Smart people with deep context already know the right move; the most uncomfortable option is usually correct, so leaders must act fast and listen to nearby experts instead of over-analyzing.
Leaders often waste time searching for a perfect framework when the answer is already in the room. The author observes that executives and senior staff who see the full business context can usually identify the correct decision immediately, yet they hesitate because the choice feels uncomfortable. This hesitation creates unnecessary pain and delays, whether it's firing an underperforming exec, cutting a product, or deciding to sell or shut down a business.
The piece argues that the path that makes you most uneasy is almost always the right one.
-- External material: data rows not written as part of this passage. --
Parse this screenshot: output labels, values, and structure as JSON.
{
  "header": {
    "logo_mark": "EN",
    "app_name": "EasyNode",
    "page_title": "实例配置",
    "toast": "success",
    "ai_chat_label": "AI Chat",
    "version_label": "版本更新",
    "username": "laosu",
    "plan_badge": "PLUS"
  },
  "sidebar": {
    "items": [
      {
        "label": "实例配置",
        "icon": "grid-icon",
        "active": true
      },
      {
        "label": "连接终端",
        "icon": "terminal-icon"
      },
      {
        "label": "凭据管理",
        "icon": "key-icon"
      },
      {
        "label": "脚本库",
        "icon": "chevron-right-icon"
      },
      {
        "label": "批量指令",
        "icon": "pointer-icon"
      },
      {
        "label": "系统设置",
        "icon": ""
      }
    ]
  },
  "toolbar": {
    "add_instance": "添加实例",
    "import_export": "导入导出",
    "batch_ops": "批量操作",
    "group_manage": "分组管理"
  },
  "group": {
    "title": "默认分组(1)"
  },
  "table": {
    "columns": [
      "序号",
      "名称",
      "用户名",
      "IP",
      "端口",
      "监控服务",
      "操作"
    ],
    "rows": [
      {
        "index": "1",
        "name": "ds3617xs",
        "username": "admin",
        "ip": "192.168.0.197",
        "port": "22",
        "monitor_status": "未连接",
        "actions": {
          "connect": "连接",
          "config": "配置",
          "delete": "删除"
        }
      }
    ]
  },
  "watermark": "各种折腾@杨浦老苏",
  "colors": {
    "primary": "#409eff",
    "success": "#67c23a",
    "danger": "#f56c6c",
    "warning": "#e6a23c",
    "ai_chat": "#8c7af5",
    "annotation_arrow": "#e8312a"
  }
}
When a team repeats phrases like "let's just give it another shot" or "we'll be fine if we just wait," they are masking avoidance. The real signal is the discomfort itself - it means you're confronting a hard truth. Leaders should train themselves to recognize that discomfort as a guide rather than a warning.
Proximity to the problem matters more than title. Senior engineers, product leads, or external advisors who are close to the facts often have the clearest view. Listening to them, even when the feedback is blunt, prevents the "data-driven paralysis" that stalls action. Data is useful, but it should not replace the certainty that comes from experience.
A practical tactic is to get a "rubber-duck" check: explain the decision to a trusted colleague and let them ask probing questions until the answer emerges. This simple conversation often surfaces the obvious solution that was hidden by over-analysis. Acting decisively based on that insight earns respect and avoids the greater pain of prolonged indecision.